Nell’ultimo anno delle scuole superiori, la dispersione implicita – ovvero il mancato raggiungimento del livello sufficiente in italiano, matematica e inglese – è salita al 9,5% su base nazionale. Questo significa che quasi 1 studente su 10, pur non essendo formalmente disperso, è uscito dalla scuola senza le competenze fondamentali e, quindi con il forte rischio di non avere prospettive di inserimento nella società così diverse da chi non ha invece portato a termine la scuola secondaria di secondo grado.

Anche rispetto alla dispersione implicita, si osservano, però, significative variazioni su scala regionale: nel Nord solo il 2,6% dei diplomandi è risultato in dispersione implicita, al Centro l’8,8%, e nel Mezzogiorno il 14,8%.

I dati INVALSI, inoltre, hanno mostrato che se la crisi ha colpito e messo a dura prova tutti gli studenti, a subire le conseguenze più gravi sono stati soprattutto i bambini e i ragazzi che già vivevano in una condizione di svantaggio, i quali hanno sperimentato maggiori difficoltà nel seguire la didattica a distanza a causa della mancanza di strumenti, di condizioni idonee e di supporto in casa. A conferma di ciò, i punteggi medi dei test in italiano e matematica hanno rilevato risultati decisamente peggiori per ragazzi provenienti da famiglie di livello socio-economico basso o medio basso.

Il quadro complessivo che emerge dai dati finora citati racconta di una realtà profondamente segnata da diseguaglianze educative, sociali, economiche e geografiche, che anche a seguito della pandemia appaiono sempre più marcate, e dove le opportunità di sviluppo variano molto in base al luogo in cui si cresce.

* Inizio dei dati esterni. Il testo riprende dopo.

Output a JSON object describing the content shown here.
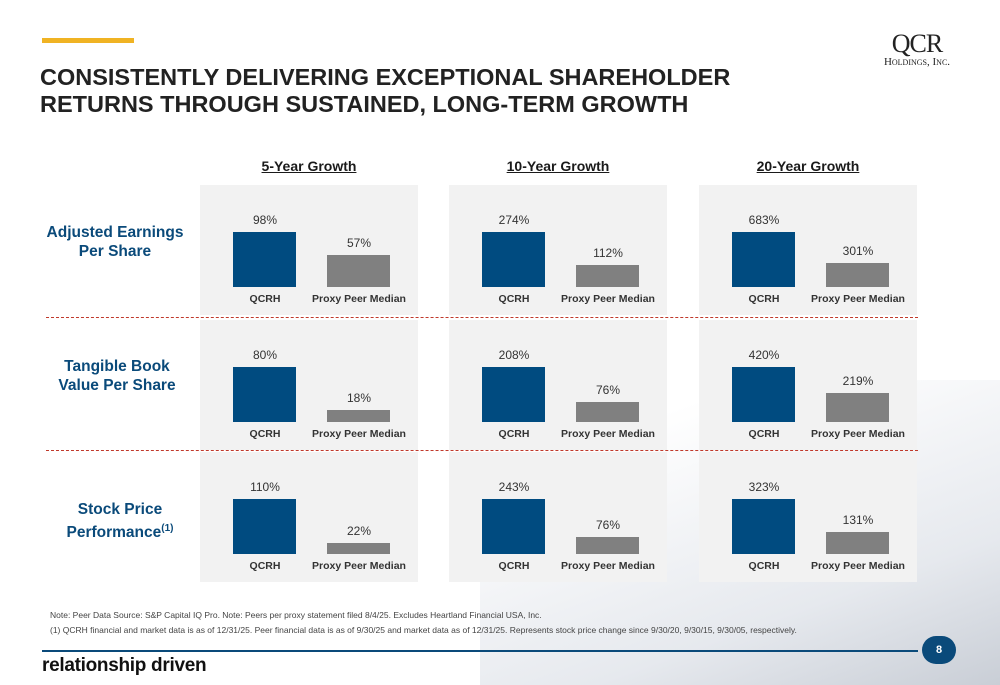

Di fronte alle grandi sfide cui siamo chiamati a rispondere in questo momento storico, le conclusioni del Prof. Avv. Andrea Farina – Coordinatore dell’Osservatorio Salesiano per i Diritti dei Minori – richiamano alla necessità di proporre nuove strategie e politiche che mettano al centro le nuove generazioni, affinché abbiano un futuro più equo e sicuro.

«Mai come oggi, diviene urgente imprimere una decisiva inversione di rotta, prevedendo un investimento serio, concreto e complessivo sull’infanzia, teso innanzitutto a rafforzare i territori maggiormente svantaggi, e assumendo uno sguardo olistico nella progettazione delle politiche, che metta al primo posto i diritti di tutti i bambini e le bambine» dichiara il prof. Farina.